Baraka

« Vas-y file les pépettes, amiga ! Allez quoi, je suis sûr que t’as la baraka, tu peux bien m’en donner un peu quoi ! Allez quoi…

Tu sais que j’en ai déjà vu une de fille comme toi, tu vois. Tout ce qu’elle touchait, ça se transformait en mieux. C’était un peu comme une fée, qu’aurait eu une baguette magique, mais avec un manche en queues de trèfles à quat’ feuilles dis donc.

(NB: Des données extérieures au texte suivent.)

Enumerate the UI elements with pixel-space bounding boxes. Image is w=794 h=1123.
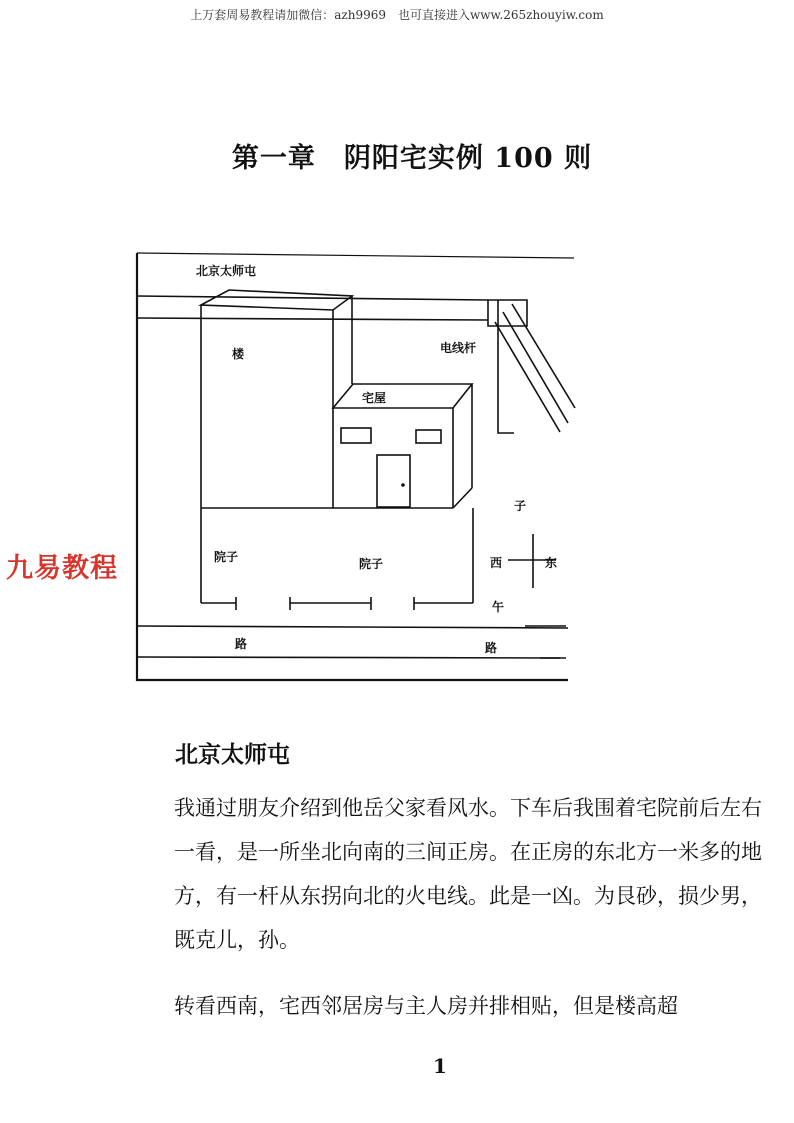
road-right-label: 路: [485, 641, 498, 655]
building-label: 楼: [232, 347, 245, 361]
body-paragraph-2: [132, 984, 762, 1028]
yard-left-label: 院子: [214, 550, 239, 564]
compass-east-label: 东: [545, 556, 558, 570]
yard-right-label: 院子: [359, 557, 384, 571]
watermark-text: 九易教程: [6, 553, 118, 584]
diagram-title-label: 北京太师屯: [196, 264, 257, 278]
house-label: 宅屋: [362, 391, 387, 405]
compass-zi-label: 子: [514, 499, 527, 513]
paragraph-text: 转看西南，宅西邻居房与主人房并排相贴，但是楼高超: [174, 994, 678, 1018]
body-paragraph-1: [132, 786, 762, 962]
page-header: 上万套周易教程请加微信：azh9969 也可直接进入www.265zhouyiw.com: [190, 8, 604, 22]
compass-west-label: 西: [490, 556, 503, 570]
road-left-label: 路: [235, 637, 248, 651]
pole-label: 电线杆: [440, 341, 477, 355]
compass-wu-label: 午: [492, 600, 505, 614]
page-number: 1: [433, 1054, 447, 1078]
section-heading: 北京太师屯: [175, 742, 290, 768]
chapter-title: 第一章 阴阳宅实例 100 则: [231, 143, 593, 174]
paragraph-text: 我通过朋友介绍到他岳父家看风水。下车后我围着宅院前后左右一看，是一所坐北向南的三间正房。在正房的东北方一米多的地方，有一杆从东拐向北的火电线。此是一凶。为艮砂，损少男，既克儿，孙。: [174, 796, 762, 952]
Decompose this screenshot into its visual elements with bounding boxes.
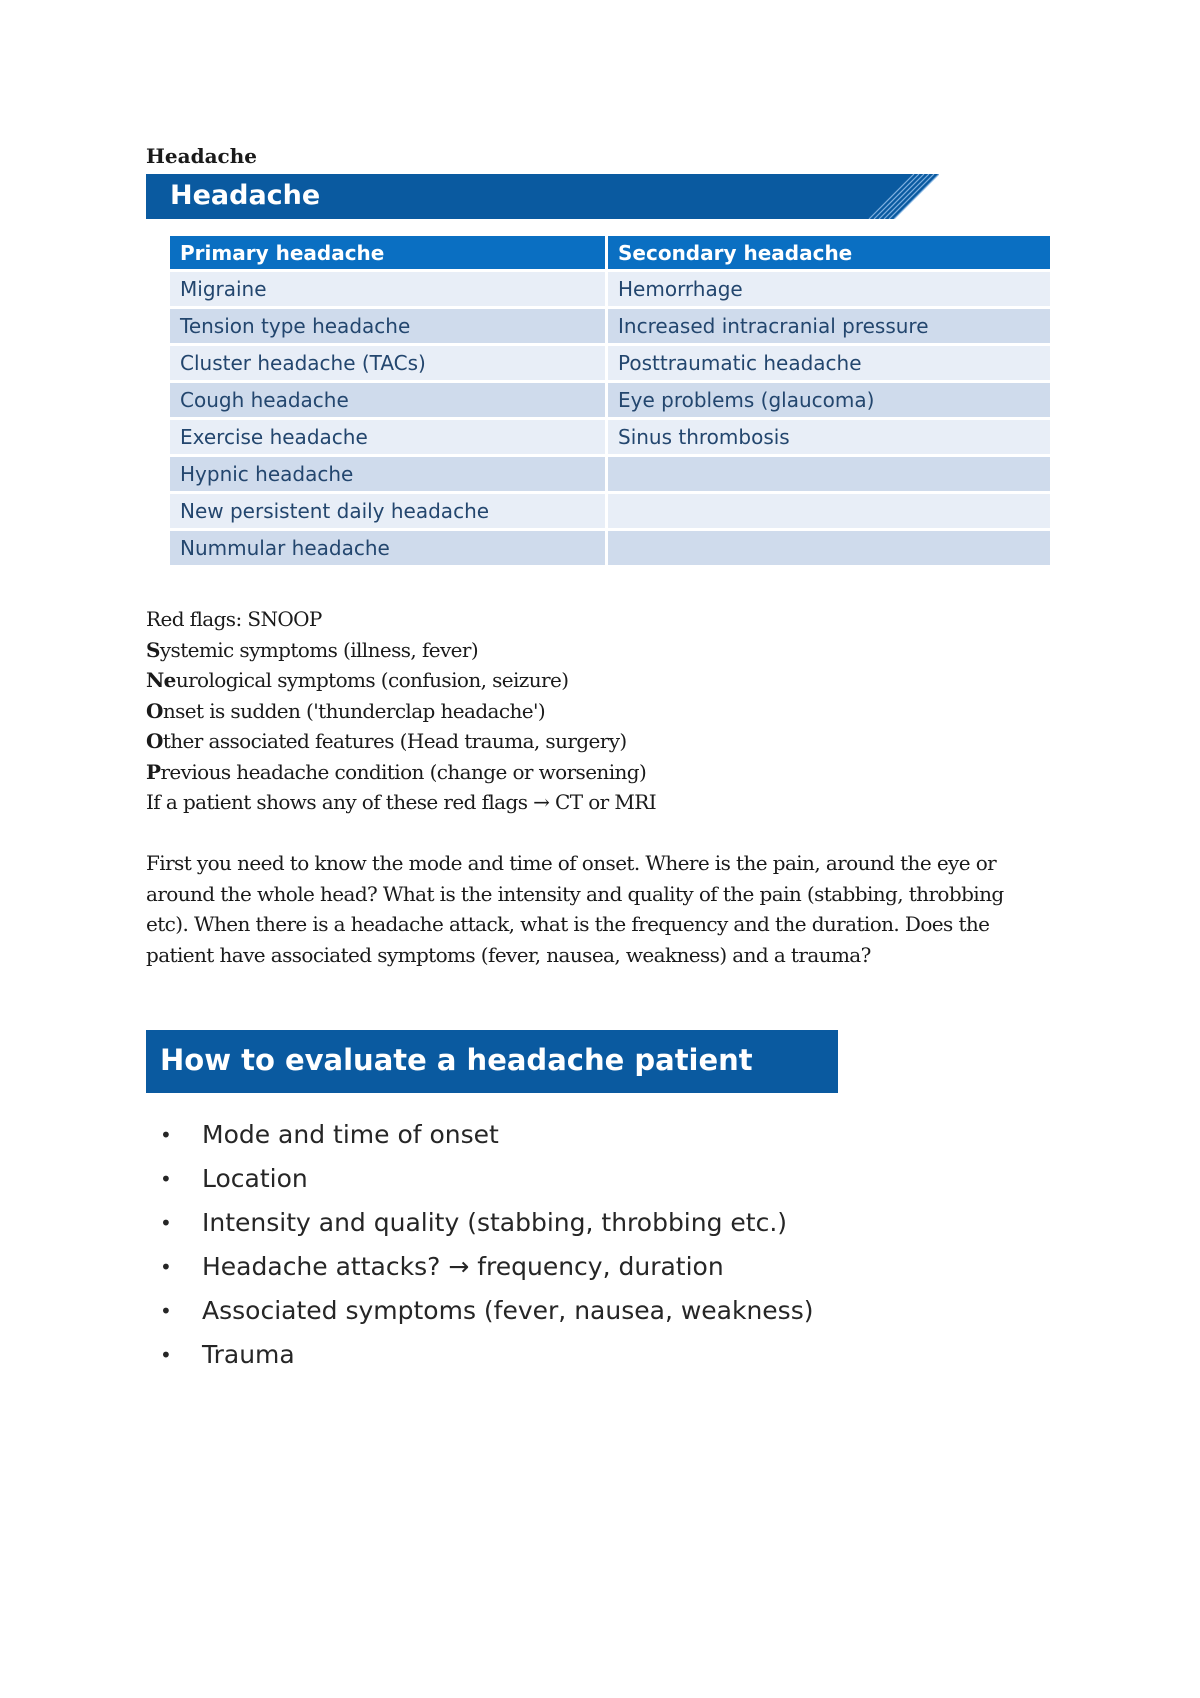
banner-title: How to evaluate a headache patient bbox=[160, 1043, 753, 1077]
table-cell: Exercise headache bbox=[170, 420, 608, 457]
list-item bbox=[158, 1157, 814, 1201]
table-header-row bbox=[170, 236, 1050, 272]
acronym-letter: S bbox=[146, 637, 160, 662]
table-cell: Cluster headache (TACs) bbox=[170, 346, 608, 383]
table-cell: Migraine bbox=[170, 272, 608, 309]
paragraph-line: patient have associated symptoms (fever, nausea, weakness) and a trauma? bbox=[146, 942, 871, 967]
red-flag-item bbox=[146, 757, 656, 788]
table-row bbox=[170, 531, 1050, 568]
paragraph-line: etc). When there is a headache attack, what is the frequency and the duration. Does the bbox=[146, 912, 990, 936]
acronym-letter: P bbox=[146, 759, 161, 784]
table-row bbox=[170, 383, 1050, 420]
page-title: Headache bbox=[146, 144, 257, 168]
table-row bbox=[170, 272, 1050, 309]
red-flag-item bbox=[146, 696, 656, 727]
red-flags-conclusion: If a patient shows any of these red flags → CT or MRI bbox=[146, 790, 657, 814]
table-row bbox=[170, 494, 1050, 531]
list-item-text: Headache attacks? → frequency, duration bbox=[202, 1252, 724, 1281]
table-cell: Eye problems (glaucoma) bbox=[608, 383, 1050, 420]
table-row bbox=[170, 309, 1050, 346]
table-row bbox=[170, 457, 1050, 494]
table-cell: Hemorrhage bbox=[608, 272, 1050, 309]
table-cell bbox=[608, 494, 1050, 531]
red-flag-text: urological symptoms (confusion, seizure) bbox=[175, 668, 569, 692]
list-item-text: Location bbox=[202, 1164, 308, 1193]
column-header-primary: Primary headache bbox=[170, 236, 608, 272]
list-item bbox=[158, 1289, 814, 1333]
banner-title: Headache bbox=[170, 180, 321, 211]
table-cell: Hypnic headache bbox=[170, 457, 608, 494]
headache-types-table bbox=[170, 236, 1050, 568]
table-cell: New persistent daily headache bbox=[170, 494, 608, 531]
list-item-text: Associated symptoms (fever, nausea, weakness) bbox=[202, 1296, 814, 1325]
table-row bbox=[170, 346, 1050, 383]
red-flags-title: Red flags: SNOOP bbox=[146, 607, 322, 631]
column-header-secondary: Secondary headache bbox=[608, 236, 1050, 272]
acronym-letter: Ne bbox=[146, 668, 176, 692]
slide-banner-headache bbox=[146, 174, 939, 219]
table-cell: Tension type headache bbox=[170, 309, 608, 346]
table-cell bbox=[608, 531, 1050, 568]
bullet-icon: • bbox=[160, 1123, 172, 1147]
red-flag-text: nset is sudden ('thunderclap headache') bbox=[162, 698, 546, 723]
list-item-text: Trauma bbox=[202, 1340, 295, 1369]
red-flag-item bbox=[146, 635, 656, 666]
paragraph-line: First you need to know the mode and time of onset. Where is the pain, around the eye or bbox=[146, 851, 997, 875]
list-item bbox=[158, 1201, 814, 1245]
bullet-icon: • bbox=[160, 1299, 172, 1323]
slide-banner-evaluate bbox=[146, 1030, 838, 1093]
list-item-text: Mode and time of onset bbox=[202, 1120, 499, 1149]
table-row bbox=[170, 420, 1050, 457]
red-flag-text: ystemic symptoms (illness, fever) bbox=[159, 637, 479, 662]
acronym-letter: O bbox=[146, 729, 163, 753]
bullet-icon: • bbox=[160, 1211, 172, 1235]
list-item bbox=[158, 1333, 814, 1377]
table-cell: Increased intracranial pressure bbox=[608, 309, 1050, 346]
list-item-text: Intensity and quality (stabbing, throbbing etc.) bbox=[202, 1208, 788, 1237]
bullet-icon: • bbox=[160, 1343, 172, 1367]
paragraph-line: around the whole head? What is the intensity and quality of the pain (stabbing, throbbing bbox=[146, 881, 1004, 906]
red-flag-text: revious headache condition (change or worsening) bbox=[160, 759, 647, 784]
evaluation-paragraph bbox=[146, 848, 1066, 970]
red-flag-item bbox=[146, 726, 656, 757]
list-item bbox=[158, 1245, 814, 1289]
red-flag-item bbox=[146, 665, 656, 696]
bullet-icon: • bbox=[160, 1167, 172, 1191]
table-cell bbox=[608, 457, 1050, 494]
evaluation-bullet-list bbox=[158, 1113, 814, 1377]
red-flags-section bbox=[146, 604, 656, 818]
table-cell: Nummular headache bbox=[170, 531, 608, 568]
bullet-icon: • bbox=[160, 1255, 172, 1279]
red-flag-text: ther associated features (Head trauma, surgery) bbox=[162, 729, 627, 753]
table-cell: Cough headache bbox=[170, 383, 608, 420]
table-cell: Sinus thrombosis bbox=[608, 420, 1050, 457]
acronym-letter: O bbox=[146, 698, 163, 723]
list-item bbox=[158, 1113, 814, 1157]
table-cell: Posttraumatic headache bbox=[608, 346, 1050, 383]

Alors moi je m’étais mis à la suivre tu vois. Quand elle rentrait dans une boutique, bah pour sûr qu’elle faisait de l’effet. Chez l’aut’ rudesse de boulangère là, qu’avait toujours le sourire à l’envers et l’accueil grinçant comme une vieille porte, tiens bah même à elle, elle tirait un frémissement de coins de lèvres tu vois.

Faut dire qu’elle était belle comme un astre c’te gamine, qu’on aurait dit que toutes les constellations du ciel z’avaient décidé de s’mett’ d’accord pour qu’elle ait quequ’chose tu vois… Elle avait une crinière de lion, les seins d’une vierge, le caractère décidé du taureau… Et puis des paillettes, nom d’un chaton, des paillettes à n’en plus finir, sur ses pulls, dans ses cheveux, dans son parfum, sur ses paupières… et dans ses yeux aussi.

Puis un jour j’lai bien connue tu vois cette fille. A force que j’la suive, elle m’a remarqué et puis on a sympathisé. Moi qui croyais que mon cœur était bien enfermé dans un coffre-fort à double tour qu’on aurait j’té dans un puits bien profond, bah non tu vois, la gamine elle l’a ramené à la surface. J’t’ai dit, tout ce qu’elle touchait ça s’mettait à briller. Même mois tu vois, le vieux schnock que t’as d’vant les yeux, elle l’avait rendu beau, beau à l’intérieur, comme si qu’elle aurait mis d’l’or.

Sauf qu’il y a une constellation, tu vois, qu’avait pas fait son boulot, ou qu’était pas d’accord avec les autres. C’est celle du cancer. Elle en est morte, ma gamine, ma femme. Ouais… Voilà. »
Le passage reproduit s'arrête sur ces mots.